EU halts Vanuatu visa waiver over ‘golden passports’

The EU announced Tuesday it will fully suspend visa-free access for citizens of Vanuatu because of the Pacific island nation’s “golden passports” scheme, which offers nationality to investors.

The suspension will come into effect from February 2023, said the European Council, which represents the EU’s 27 member states.

It broadens a partial suspension for Europe in place since March this year after negotiations failed to resolve the issue.

“The country has failed to engage in any meaningful way and the circumstances that led to the temporary suspension still persist,” the statement said.

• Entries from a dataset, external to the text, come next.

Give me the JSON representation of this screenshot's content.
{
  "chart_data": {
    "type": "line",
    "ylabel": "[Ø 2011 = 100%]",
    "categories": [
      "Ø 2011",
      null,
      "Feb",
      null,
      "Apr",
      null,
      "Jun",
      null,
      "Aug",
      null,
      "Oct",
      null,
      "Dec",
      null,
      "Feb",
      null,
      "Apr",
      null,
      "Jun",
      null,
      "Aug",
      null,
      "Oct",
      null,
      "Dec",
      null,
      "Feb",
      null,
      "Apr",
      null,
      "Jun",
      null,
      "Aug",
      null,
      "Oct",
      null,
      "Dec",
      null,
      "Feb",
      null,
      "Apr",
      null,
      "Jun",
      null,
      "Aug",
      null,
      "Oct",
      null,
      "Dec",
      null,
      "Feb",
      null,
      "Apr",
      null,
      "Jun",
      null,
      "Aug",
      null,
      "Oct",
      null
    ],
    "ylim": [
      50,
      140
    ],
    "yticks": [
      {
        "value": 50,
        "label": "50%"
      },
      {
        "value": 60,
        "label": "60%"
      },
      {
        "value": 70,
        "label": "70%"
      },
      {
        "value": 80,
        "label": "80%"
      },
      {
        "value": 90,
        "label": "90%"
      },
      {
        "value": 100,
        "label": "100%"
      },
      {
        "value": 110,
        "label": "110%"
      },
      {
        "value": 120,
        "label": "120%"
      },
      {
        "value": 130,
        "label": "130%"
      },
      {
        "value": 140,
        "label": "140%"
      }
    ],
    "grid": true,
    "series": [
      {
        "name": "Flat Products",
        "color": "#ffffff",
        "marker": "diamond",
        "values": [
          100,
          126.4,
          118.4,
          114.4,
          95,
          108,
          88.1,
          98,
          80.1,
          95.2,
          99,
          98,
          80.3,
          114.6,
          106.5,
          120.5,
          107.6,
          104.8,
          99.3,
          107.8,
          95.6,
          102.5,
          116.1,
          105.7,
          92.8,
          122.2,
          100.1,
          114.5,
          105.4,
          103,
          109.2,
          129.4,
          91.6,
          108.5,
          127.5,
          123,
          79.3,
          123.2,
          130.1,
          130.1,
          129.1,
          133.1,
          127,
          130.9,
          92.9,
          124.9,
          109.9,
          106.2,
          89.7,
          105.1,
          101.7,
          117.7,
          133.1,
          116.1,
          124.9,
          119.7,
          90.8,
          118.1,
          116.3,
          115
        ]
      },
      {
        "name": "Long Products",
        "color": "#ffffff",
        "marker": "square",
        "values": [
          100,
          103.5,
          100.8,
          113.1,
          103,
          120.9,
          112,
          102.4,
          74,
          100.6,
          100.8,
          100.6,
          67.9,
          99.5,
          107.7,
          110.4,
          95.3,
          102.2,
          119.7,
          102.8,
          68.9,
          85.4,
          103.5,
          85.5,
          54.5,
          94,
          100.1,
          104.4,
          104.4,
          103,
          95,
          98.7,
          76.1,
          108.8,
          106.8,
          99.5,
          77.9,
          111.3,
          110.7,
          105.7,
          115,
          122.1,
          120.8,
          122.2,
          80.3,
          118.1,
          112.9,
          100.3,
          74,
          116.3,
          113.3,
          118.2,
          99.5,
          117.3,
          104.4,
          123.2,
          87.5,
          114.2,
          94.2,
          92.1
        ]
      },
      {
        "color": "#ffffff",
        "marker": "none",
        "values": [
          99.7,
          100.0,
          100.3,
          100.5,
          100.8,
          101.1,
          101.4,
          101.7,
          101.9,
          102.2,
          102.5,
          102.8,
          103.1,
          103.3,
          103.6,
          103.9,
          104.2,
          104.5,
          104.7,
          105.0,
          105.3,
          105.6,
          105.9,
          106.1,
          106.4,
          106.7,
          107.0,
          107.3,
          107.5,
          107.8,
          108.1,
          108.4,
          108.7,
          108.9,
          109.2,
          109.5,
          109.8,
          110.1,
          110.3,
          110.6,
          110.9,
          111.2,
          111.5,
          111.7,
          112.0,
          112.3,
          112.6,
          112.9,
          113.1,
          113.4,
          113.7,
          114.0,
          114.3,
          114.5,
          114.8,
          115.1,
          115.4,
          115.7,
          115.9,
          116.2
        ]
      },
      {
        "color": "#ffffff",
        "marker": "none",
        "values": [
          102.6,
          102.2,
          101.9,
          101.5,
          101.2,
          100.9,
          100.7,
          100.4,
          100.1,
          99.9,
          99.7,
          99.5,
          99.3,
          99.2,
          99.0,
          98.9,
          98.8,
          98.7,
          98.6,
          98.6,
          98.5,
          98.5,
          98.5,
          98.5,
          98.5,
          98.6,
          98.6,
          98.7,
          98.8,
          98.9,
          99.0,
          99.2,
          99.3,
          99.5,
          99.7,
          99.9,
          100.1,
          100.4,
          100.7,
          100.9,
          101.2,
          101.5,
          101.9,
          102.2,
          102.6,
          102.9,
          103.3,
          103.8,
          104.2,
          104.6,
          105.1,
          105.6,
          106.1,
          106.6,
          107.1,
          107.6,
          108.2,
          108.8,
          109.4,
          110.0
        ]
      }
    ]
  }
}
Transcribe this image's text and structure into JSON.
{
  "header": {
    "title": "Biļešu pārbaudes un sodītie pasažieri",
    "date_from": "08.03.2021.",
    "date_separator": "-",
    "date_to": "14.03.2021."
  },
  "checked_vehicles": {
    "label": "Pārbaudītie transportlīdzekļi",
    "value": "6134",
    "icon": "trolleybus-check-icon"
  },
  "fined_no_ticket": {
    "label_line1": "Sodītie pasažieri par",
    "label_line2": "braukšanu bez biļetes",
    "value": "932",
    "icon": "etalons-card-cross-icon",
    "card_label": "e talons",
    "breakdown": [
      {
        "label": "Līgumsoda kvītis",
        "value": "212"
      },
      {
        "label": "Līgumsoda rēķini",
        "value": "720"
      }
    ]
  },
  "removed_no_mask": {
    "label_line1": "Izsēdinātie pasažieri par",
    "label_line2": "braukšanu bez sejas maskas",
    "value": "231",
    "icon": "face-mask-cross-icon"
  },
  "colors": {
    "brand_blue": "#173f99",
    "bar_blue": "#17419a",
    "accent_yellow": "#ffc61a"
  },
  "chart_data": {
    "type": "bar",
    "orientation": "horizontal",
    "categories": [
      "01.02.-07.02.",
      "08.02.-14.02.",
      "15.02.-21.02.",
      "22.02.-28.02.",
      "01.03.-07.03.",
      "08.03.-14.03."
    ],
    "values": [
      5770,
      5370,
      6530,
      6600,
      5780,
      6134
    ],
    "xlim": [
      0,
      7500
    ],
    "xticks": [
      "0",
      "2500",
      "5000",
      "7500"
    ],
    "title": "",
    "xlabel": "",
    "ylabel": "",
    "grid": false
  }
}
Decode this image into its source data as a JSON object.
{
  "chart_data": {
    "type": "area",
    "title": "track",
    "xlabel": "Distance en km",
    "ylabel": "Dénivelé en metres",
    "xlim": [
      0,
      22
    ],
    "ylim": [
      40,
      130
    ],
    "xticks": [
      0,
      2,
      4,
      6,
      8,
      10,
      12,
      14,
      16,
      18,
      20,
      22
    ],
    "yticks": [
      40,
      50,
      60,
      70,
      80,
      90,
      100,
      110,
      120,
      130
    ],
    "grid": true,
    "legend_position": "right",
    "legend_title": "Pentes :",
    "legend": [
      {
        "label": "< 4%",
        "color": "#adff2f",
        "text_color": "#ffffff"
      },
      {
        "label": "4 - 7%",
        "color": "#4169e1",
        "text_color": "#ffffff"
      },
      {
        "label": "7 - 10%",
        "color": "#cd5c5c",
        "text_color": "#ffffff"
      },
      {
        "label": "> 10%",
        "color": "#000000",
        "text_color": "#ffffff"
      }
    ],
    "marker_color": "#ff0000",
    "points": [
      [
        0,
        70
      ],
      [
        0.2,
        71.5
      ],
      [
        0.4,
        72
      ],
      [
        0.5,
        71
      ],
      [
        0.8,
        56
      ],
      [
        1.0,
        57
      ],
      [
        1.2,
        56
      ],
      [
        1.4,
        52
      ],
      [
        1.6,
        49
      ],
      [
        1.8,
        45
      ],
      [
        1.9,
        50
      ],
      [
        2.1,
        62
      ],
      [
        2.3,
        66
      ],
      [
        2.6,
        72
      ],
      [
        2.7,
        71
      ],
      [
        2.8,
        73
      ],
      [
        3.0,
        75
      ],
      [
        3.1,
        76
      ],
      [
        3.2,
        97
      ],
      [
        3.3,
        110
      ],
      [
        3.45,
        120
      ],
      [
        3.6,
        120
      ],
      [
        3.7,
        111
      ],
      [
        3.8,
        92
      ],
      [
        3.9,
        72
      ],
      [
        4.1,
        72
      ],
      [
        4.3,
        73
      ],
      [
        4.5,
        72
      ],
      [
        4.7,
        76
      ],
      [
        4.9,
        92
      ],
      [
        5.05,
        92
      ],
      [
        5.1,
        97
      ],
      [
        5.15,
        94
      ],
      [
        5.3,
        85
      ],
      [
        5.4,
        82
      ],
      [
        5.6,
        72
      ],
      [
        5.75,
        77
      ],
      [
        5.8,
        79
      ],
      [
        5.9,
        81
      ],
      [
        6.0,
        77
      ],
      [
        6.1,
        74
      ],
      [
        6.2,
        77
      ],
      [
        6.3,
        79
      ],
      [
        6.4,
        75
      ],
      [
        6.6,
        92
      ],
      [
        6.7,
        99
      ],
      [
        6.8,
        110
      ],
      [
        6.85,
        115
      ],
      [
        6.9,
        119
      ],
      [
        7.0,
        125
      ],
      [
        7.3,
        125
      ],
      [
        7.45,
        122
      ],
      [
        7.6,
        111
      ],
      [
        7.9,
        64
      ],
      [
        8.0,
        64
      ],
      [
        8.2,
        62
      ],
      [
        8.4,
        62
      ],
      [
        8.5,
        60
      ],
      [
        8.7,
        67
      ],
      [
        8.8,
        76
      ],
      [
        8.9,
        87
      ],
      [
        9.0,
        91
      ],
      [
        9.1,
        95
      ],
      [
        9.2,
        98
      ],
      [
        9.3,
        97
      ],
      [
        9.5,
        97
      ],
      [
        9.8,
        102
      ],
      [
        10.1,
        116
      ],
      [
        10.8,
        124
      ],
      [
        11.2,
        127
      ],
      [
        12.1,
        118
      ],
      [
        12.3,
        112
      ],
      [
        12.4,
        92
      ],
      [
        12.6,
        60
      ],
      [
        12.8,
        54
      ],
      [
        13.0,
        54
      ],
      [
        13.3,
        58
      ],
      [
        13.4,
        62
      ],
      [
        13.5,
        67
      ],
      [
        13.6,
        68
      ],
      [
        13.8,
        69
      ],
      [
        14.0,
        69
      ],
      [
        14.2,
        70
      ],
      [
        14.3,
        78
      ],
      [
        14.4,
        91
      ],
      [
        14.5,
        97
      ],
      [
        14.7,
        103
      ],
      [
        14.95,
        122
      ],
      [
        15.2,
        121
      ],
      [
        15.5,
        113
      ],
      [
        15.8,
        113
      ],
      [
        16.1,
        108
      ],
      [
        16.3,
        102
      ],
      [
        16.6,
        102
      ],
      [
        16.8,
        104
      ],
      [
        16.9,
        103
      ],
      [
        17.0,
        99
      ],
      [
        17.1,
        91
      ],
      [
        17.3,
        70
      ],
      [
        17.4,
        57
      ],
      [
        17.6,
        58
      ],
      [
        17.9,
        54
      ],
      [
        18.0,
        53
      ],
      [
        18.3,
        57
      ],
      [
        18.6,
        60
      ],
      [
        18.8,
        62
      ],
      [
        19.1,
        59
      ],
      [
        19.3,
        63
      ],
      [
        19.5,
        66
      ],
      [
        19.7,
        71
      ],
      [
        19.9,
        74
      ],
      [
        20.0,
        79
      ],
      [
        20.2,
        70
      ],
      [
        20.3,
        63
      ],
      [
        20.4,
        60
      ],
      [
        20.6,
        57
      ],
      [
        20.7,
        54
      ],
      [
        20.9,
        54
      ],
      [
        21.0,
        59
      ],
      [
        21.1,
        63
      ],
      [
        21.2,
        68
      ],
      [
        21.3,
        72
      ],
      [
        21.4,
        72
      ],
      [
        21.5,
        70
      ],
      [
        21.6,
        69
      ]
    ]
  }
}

Brussels is seeking to crack down on so-called “golden passport” programmes, both among EU member states and against non-EU countries whose citizens are allowed to enter the bloc for temporary stays without visas.

It sees the initiatives as a risk to internal security in the European Union. Once a traveller enters the union, there are almost no passport controls between EU member countries.

In September, the European Commission decided to take a case against EU member Malta to the EU’s highest court for pursuing its own citizenship-through-investment scheme.

In terms of Vanuatu, the European Council highlighted the “extremely low rejection rate” for applicants to its scheme, who included those from countries whose nationals need EU visas.

It also noted that applicants for Vanuatu’s “golden passports” did not need to be resident in that country, and some of those received Vanuatuan passports despite being on Interpol watch lists.

Online ads for Vanuatu’s scheme boasted that applicants can get their passport within one or two months, at a cost of $130,000.

Some of those websites noted the EU visa change, and added a “cheaper offer” — a passport from the Caribbean nation of Saint Kitts and Nevis for $110,000 — which still gives visa-free entry into the union.